17th c. polychrome wall paintings found in salt castle

Renovations at the Saltworks Castle in Wieliczka, southern Poland, have revealed surviving sections of the original 17th century polychrome decorative painting on the walls of five rooms. The headquarters of the UNESCO World Heritage Wieliczka Salt Mine for 700 years, the Castle is now home to the Krakow Saltworks Museum dedicated to the history of salt and of the mine. The museum has been undergoing a refurbishment of previously unused rooms to expand the castle’s exhibition facilities. The paintings were discovered when 300 years of plaster and paint covering them were removed.

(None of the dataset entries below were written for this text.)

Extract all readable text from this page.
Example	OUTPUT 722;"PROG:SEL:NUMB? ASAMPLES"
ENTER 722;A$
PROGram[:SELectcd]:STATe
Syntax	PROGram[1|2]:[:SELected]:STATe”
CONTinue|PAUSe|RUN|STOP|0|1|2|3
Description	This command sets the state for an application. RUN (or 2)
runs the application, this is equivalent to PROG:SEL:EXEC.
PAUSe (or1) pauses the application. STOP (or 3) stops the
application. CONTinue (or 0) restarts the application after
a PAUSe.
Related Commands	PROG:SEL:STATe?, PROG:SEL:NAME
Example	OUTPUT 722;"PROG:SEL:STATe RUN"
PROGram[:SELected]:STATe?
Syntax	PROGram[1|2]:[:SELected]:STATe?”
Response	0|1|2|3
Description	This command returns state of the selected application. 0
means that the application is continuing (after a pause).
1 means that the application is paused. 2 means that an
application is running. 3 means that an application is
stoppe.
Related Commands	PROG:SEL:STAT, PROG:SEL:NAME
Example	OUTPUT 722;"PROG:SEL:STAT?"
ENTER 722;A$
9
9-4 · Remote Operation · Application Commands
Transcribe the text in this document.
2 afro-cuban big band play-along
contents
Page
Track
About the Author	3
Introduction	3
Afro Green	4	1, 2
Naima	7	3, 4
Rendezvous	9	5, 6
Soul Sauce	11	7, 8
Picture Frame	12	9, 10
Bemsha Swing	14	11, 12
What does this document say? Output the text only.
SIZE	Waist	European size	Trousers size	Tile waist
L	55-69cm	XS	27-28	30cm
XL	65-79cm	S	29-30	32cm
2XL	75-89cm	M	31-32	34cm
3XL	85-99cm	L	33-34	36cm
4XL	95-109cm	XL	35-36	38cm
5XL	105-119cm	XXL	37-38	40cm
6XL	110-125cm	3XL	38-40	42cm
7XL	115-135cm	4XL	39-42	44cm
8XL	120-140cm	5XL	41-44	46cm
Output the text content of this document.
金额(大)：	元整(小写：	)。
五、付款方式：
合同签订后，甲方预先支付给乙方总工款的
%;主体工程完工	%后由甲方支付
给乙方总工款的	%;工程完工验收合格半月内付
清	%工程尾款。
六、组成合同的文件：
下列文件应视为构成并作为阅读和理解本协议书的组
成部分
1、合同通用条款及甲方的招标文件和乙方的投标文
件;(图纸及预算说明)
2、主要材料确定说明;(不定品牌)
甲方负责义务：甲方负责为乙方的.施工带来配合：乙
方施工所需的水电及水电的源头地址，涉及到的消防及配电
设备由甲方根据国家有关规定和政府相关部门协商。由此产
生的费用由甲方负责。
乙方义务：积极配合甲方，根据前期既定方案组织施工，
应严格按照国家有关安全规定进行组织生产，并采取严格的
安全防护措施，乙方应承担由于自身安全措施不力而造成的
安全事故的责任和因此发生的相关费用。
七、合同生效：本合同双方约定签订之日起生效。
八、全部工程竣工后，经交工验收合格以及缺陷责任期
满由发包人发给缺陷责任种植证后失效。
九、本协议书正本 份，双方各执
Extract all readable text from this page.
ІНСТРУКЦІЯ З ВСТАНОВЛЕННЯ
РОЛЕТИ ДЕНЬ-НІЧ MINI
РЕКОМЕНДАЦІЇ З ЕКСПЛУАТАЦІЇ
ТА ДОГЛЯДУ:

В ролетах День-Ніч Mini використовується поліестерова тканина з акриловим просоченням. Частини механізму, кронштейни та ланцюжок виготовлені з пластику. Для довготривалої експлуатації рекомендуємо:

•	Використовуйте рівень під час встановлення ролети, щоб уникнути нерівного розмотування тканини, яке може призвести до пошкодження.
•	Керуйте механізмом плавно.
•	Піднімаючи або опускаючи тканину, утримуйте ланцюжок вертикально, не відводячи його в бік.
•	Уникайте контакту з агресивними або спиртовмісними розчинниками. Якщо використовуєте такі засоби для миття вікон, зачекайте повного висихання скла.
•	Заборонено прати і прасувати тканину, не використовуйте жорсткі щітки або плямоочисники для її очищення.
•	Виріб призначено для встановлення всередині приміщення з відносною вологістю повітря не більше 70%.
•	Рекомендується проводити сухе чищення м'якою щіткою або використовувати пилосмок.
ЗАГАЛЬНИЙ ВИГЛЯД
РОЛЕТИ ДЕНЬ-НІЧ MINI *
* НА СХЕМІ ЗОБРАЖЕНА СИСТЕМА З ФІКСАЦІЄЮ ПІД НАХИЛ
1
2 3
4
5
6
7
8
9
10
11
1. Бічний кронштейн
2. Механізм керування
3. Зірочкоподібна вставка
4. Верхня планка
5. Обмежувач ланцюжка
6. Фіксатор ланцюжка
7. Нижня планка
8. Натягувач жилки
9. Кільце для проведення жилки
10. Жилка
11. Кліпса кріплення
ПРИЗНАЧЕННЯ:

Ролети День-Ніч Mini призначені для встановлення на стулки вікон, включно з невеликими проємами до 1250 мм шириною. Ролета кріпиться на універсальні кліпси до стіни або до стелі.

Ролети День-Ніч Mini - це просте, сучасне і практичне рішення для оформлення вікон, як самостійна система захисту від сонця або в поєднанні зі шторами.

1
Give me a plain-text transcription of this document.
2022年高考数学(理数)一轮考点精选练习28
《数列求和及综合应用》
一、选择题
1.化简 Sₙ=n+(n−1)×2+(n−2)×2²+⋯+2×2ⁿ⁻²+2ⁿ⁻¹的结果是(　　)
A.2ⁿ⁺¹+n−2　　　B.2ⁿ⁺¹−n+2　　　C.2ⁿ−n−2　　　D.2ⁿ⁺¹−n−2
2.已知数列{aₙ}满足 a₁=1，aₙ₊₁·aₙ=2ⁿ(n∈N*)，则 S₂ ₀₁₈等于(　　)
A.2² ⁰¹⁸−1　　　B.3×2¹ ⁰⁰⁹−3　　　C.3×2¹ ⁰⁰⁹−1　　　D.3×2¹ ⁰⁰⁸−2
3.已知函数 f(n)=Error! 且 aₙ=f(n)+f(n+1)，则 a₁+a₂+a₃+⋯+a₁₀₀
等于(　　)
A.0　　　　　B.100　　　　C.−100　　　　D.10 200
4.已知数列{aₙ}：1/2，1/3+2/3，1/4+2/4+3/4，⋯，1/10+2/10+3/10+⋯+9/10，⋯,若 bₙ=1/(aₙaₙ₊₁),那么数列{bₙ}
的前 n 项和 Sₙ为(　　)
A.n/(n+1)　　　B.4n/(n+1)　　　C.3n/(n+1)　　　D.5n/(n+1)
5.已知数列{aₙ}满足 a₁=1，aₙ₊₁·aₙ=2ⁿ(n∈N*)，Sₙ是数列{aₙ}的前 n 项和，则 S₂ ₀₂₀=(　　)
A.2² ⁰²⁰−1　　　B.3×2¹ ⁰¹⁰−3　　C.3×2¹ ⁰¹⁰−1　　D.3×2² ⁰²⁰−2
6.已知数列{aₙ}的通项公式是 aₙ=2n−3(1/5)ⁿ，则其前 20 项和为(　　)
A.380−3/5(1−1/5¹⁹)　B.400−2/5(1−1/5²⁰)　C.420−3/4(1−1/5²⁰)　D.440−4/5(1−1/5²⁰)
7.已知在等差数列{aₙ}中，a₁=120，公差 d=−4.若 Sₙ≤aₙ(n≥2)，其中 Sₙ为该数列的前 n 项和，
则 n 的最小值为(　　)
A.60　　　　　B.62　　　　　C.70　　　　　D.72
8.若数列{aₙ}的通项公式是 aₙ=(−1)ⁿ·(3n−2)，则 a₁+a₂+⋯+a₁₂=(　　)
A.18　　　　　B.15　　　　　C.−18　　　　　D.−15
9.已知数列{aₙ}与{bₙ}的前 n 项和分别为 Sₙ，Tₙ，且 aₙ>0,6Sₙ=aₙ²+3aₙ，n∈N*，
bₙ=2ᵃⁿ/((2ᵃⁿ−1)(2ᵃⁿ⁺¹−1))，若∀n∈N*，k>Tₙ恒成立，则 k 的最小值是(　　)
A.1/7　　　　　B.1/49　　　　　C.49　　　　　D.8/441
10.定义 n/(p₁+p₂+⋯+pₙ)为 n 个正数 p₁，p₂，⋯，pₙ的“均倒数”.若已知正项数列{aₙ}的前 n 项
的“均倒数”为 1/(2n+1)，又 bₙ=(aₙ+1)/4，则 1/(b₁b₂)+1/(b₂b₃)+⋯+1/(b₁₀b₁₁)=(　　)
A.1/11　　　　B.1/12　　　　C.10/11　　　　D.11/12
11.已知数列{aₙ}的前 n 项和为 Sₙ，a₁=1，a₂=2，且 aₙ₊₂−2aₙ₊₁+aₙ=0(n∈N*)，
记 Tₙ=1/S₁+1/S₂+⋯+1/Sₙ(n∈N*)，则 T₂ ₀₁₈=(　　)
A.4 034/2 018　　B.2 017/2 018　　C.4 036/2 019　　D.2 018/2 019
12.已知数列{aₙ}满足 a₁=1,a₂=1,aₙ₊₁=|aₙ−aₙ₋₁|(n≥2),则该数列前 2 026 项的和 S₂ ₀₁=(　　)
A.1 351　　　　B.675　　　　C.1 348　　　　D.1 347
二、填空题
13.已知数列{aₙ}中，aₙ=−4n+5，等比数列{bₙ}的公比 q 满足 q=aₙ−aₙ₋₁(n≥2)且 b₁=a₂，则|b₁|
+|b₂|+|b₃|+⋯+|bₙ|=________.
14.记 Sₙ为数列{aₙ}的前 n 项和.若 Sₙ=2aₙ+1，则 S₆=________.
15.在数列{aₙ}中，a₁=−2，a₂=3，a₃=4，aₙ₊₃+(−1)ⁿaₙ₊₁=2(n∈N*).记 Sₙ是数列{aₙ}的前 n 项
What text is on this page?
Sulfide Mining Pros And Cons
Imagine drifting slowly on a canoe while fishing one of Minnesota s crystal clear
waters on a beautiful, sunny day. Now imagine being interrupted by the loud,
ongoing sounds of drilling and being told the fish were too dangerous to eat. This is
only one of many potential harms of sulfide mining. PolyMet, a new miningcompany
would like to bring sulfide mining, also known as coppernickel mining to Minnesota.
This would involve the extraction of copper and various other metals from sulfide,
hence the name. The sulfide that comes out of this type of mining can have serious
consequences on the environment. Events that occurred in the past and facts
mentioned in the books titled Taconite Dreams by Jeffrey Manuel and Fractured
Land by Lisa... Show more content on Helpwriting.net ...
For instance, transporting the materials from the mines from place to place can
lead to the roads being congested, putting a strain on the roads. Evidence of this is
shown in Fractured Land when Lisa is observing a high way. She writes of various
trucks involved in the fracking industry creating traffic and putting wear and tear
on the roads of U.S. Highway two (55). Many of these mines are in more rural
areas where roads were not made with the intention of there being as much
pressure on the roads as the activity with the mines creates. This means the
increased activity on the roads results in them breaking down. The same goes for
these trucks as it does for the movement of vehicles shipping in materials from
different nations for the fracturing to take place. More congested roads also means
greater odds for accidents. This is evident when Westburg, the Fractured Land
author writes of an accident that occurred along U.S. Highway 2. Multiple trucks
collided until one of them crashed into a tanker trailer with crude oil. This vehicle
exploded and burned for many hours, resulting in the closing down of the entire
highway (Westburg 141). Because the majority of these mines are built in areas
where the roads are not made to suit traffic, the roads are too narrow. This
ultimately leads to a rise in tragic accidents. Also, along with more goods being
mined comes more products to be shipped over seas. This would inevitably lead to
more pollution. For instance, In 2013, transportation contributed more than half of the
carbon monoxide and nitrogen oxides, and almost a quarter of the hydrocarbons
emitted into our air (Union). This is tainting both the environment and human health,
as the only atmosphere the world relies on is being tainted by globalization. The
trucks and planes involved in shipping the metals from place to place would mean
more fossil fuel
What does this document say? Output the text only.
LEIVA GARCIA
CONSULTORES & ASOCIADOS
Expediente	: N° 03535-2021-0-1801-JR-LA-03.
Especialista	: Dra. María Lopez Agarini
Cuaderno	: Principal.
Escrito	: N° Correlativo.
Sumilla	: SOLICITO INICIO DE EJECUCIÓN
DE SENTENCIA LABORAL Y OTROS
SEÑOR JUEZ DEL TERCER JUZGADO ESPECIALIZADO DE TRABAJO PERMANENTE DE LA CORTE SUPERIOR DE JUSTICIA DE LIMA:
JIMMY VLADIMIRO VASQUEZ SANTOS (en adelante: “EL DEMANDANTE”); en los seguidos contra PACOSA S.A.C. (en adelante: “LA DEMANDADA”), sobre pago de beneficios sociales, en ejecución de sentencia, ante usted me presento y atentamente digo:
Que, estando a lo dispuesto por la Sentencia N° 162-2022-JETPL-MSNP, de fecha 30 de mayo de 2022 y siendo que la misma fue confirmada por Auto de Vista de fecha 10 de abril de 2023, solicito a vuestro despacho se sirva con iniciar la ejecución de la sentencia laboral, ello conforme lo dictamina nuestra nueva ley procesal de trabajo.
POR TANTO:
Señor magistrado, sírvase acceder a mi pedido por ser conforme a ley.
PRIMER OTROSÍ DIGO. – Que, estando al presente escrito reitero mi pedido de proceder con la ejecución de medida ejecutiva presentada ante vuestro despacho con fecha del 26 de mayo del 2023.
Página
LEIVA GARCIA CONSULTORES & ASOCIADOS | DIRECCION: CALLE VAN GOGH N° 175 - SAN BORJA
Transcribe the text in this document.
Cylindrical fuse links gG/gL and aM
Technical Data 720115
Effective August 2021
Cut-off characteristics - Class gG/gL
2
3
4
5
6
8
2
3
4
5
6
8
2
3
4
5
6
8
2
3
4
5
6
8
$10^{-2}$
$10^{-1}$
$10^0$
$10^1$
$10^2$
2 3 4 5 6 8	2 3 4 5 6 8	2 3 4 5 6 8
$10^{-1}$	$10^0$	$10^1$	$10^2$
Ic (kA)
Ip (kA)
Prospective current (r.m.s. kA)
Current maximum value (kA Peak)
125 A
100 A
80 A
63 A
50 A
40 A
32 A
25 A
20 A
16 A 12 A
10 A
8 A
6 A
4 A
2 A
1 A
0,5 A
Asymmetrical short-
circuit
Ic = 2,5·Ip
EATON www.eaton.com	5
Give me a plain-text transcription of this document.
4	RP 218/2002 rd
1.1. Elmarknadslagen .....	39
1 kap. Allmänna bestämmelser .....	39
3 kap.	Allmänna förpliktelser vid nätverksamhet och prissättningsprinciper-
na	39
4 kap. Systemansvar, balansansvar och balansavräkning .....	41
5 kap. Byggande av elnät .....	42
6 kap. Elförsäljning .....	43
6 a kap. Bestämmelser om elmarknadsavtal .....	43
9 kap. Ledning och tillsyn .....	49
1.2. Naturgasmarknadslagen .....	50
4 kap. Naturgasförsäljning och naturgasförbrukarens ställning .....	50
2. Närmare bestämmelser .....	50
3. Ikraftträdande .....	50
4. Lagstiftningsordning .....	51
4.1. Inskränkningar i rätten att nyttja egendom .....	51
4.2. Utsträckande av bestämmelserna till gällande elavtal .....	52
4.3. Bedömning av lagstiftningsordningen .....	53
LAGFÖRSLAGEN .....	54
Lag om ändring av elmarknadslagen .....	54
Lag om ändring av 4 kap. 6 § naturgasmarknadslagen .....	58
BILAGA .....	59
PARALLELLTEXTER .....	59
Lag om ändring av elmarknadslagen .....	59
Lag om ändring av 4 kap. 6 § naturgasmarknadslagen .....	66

The polychrome paintings include floral and plant motifs — bouquets in vases, leafy wreaths — arabesque decorations and the coat of arms of the Vasa family.  One of the rooms has a particularly spectacular array of trompe l’oeil architectural elements in classicist style like columns, arches and landscapes in the distance between them.

They were found on the first floor of the eastern part of the castle which has rooms dating back to the 16th century. The directors of the salt mine lived there in the 18th and 19th centuries, but there were no records describing the wall decoration, so the discovery of a large number of paintings with well-preserved color came as a shock to restorers.

The plan to use the rooms as temporary and permanent exhibition space will now have to find a way to showcase the treasures they’ve found on the very walls.

“The preserved layers, from different periods, intertwine; in some places they are preserved only in small fragments, and in some – in large ones “- emphasized the conservator. “We plan to expose all layers to show them as the history of this object. If such possibilities arise and such a decision is made, we can possibly remove some of the outer layers – this is called a transfer, transfer to a new substrate – and display them in a different part of the castle , wherever the available exhibition space will allow it “- explained Chojkowski.

The “delamination” method allows the reconstruction of a larger area of ​​earlier polychromes. “The fact that one of them is younger does not mean that it has a lower value, because it can be much more interesting. For us, partial removal or transfer of layers to a new substrate is so important that there are probably even earlier plasters here. now it is difficult to say whether there is also any layer of polychrome there “- said the conservator.